Absent-mindedness is an odd term for the kind of forgetfulness I struggle with, still.
It’s a product of meandering within the confines of my mind, not engaging fully in the tangible world around me.
For the most part, it’s a harmless trait, one that makes friends and family chuckle—and sometimes roll their eyes in frustration.
But I have a grandmother who developed Alzheimer’s, and sometimes I worry.
Pregnancy has increased my forgetfulness. Particularly in the first trimester, I had a hard time remembering to turn the stove off. A month or so ago, I drove off with the hatch open on the Subaru, with Brady in his kennel in the back, enjoying more breeze than I intended. And I can’t count the times I walk into a room, then can’t remember why I’m there.
But one of those times, as I stood there berating myself for spaciness, I had an “aha!” moment.

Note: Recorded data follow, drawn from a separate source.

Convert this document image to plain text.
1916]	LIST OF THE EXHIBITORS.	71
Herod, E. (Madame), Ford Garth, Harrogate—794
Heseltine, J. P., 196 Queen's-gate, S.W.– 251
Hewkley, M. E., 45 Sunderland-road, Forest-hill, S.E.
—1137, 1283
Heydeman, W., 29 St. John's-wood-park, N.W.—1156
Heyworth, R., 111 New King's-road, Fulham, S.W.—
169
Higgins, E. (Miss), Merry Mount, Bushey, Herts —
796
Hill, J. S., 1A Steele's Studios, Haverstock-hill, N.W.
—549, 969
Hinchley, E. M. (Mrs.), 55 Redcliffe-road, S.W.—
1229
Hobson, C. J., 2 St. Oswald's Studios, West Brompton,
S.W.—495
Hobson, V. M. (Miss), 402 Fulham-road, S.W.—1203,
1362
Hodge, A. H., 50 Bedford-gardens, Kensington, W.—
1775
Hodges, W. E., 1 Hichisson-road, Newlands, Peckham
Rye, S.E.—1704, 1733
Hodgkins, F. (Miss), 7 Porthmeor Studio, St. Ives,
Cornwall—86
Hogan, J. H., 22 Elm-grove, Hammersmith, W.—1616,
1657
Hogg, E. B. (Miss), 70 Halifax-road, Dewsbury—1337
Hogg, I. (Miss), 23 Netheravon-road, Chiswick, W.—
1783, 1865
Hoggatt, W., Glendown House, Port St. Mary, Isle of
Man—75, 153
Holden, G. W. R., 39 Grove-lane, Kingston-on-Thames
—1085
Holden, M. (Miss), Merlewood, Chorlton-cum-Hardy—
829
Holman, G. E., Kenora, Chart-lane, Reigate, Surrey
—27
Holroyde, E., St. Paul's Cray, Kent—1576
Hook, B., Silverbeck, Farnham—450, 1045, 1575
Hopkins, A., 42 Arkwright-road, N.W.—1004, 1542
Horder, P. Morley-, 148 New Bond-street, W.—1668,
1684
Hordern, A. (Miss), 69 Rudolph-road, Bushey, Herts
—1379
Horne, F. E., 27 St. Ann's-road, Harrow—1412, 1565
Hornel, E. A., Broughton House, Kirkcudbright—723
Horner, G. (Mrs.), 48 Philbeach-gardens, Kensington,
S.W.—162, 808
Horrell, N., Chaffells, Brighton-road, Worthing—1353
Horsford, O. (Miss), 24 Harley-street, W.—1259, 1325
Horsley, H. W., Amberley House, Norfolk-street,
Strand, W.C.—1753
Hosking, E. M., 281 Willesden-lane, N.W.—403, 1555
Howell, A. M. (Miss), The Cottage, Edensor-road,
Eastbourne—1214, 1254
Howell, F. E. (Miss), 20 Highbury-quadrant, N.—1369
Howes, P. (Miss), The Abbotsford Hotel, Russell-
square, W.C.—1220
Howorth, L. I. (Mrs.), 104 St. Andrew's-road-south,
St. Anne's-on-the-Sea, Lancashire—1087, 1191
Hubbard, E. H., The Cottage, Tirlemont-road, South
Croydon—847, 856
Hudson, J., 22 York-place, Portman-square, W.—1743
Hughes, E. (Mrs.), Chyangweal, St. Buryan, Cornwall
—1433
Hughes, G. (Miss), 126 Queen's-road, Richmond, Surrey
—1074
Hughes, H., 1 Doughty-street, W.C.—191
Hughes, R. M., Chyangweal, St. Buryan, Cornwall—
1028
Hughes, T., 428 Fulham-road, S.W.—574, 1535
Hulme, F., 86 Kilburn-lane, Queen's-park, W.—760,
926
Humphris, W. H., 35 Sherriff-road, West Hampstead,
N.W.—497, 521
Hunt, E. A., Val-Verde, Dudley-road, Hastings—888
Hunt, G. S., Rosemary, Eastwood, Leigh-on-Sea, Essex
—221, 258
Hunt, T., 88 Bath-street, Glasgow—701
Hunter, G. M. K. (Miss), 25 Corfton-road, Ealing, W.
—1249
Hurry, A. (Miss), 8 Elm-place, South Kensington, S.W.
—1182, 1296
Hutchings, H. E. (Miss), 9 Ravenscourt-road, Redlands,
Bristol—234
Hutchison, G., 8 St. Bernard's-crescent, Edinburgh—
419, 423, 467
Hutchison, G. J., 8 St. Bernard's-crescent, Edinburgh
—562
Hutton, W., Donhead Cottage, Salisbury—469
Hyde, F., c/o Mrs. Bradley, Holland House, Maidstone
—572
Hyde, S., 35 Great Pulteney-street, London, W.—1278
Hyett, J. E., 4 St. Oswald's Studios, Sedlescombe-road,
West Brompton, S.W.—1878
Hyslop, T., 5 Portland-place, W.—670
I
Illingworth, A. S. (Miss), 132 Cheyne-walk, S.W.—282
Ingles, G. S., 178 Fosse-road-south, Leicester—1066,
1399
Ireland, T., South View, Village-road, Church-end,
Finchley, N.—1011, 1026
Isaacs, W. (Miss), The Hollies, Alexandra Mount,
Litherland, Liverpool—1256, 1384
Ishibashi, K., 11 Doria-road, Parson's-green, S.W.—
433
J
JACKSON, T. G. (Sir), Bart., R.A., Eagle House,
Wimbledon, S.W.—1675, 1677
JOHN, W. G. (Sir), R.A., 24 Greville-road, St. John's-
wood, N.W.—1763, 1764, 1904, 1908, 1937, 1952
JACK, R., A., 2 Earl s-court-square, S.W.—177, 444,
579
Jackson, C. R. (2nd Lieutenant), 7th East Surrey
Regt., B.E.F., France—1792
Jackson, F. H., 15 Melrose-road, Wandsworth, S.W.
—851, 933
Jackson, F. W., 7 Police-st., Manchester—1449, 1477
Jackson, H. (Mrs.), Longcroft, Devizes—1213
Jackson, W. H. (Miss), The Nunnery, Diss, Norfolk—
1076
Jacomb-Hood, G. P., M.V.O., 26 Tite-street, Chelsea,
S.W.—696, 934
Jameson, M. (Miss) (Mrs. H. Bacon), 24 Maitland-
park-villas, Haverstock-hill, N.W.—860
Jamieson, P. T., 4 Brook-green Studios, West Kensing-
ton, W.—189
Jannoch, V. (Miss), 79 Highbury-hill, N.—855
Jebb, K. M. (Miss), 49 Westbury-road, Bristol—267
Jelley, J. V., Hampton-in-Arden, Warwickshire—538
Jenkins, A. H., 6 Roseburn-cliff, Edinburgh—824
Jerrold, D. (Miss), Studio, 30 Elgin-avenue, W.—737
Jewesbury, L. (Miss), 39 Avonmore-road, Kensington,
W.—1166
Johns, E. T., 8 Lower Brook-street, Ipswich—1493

What if I thought of those moments of absent-mindedness as an invitation to practice being present? What if they are not failures, but opportunities?
Now, when I hear that scolding, anxious voice, I take a deep breath, pay attention to my surroundings, and wait patiently for memory to re-emerge.
It feels tremendously freeing.
And somehow, this small practice has helped me to see that 75% of my grandparents lived long lives without dementia.
These small moments of liberating grace are such a treasure.